I took a peek at a blog’s link that was on WdC’s FB page. What I read was proof to what I have been convinced of all along. The writer says, “narrative structure and conflict lock and character plotting and so forth are just frameworks in which your story needs to work. They’re NOT your story.” True, the technical and the mechanical parts we are so keen on do not make the story. Surely, that knowledge should be soaked inside our minds as reference, but a writer’s stories can come only from that writer. No one else can really write them because no one has experienced her or his life.
The blog entry reiterates the positives of “plotting (planning), writing, rewriting and more plotting (planning), then rewriting some more.” Too much work, right?
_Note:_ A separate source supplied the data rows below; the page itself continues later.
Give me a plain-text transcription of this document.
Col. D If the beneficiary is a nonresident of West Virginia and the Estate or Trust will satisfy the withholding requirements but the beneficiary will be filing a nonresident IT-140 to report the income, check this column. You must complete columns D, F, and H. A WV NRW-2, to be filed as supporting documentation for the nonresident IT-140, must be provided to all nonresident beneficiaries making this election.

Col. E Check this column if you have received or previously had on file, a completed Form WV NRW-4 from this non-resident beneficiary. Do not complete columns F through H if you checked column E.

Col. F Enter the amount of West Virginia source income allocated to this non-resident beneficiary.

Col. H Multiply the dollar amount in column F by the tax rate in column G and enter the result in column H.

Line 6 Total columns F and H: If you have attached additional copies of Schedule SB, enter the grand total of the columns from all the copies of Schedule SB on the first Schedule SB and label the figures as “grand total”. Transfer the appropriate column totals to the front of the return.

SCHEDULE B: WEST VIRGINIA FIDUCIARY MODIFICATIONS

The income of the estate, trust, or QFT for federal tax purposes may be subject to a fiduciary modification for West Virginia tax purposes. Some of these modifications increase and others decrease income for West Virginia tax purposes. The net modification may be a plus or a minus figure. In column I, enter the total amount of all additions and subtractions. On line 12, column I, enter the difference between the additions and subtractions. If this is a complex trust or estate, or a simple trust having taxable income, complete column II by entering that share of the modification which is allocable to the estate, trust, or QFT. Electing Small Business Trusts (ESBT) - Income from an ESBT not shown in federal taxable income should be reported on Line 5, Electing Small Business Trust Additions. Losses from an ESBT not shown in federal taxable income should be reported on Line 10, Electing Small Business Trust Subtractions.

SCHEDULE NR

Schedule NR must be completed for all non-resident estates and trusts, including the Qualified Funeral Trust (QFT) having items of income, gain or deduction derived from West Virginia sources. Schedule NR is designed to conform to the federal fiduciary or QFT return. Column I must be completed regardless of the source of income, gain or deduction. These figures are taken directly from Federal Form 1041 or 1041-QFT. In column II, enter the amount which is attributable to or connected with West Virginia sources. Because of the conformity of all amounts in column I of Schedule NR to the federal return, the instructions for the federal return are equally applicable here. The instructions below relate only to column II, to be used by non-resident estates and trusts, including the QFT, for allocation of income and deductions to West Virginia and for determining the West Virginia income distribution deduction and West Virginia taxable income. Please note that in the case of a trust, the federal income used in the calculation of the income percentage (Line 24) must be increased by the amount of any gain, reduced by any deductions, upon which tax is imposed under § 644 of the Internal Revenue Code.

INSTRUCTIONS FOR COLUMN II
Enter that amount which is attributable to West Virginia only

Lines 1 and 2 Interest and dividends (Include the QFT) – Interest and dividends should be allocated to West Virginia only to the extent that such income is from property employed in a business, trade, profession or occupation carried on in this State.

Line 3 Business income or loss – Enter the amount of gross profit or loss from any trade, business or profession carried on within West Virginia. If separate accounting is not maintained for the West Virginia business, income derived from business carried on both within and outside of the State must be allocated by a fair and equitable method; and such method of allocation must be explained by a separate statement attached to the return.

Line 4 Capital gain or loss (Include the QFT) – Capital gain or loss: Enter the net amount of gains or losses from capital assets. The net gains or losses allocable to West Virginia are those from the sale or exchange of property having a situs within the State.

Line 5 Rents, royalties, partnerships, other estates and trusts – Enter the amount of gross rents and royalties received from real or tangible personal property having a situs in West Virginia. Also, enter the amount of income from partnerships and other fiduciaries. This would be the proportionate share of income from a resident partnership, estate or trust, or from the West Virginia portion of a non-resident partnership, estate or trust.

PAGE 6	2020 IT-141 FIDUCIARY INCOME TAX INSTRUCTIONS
Well, at least too much for me. Most of the time, I write something and I’m done. I may go back on it from time to time, fixing one thing or another, especially if I have had some helpful reviews on it, but I have never changed any story or (forget it!) a novel in a big way as to its structure, voice etc. This makes me a writer who may be called a writer only because she writes. Not a writer successful in writing anything full fledged.
That must be why I enjoyed the two Nanoes I participated in because I just wrote. Funny thing is, I didn’t do any real prep work for either of them. Although I started with an idea or a character, some of the research came while the novel progressed. And planning a plot? Forget it! Not for me.
I know from experience too much planning and research will kill my motivation even before I start. Once upon a time, I planned a novel and only wrote six chapters on it. I just couldn’t finish it. That novel is still idling in my port. So much for planning…
I figure if I do that much work before writing, I am not going to write that novel in one month. But then, if I let go of NaNo and ate and drank writing a novel for as long as it takes, I would never do it. For sure, life, family, or I myself would hinder it. Catch 22, all over again.
The writer of the blog says, “Writing successfully takes an amount of work that few are willing to embrace.”
So true! And I know I am not among those few.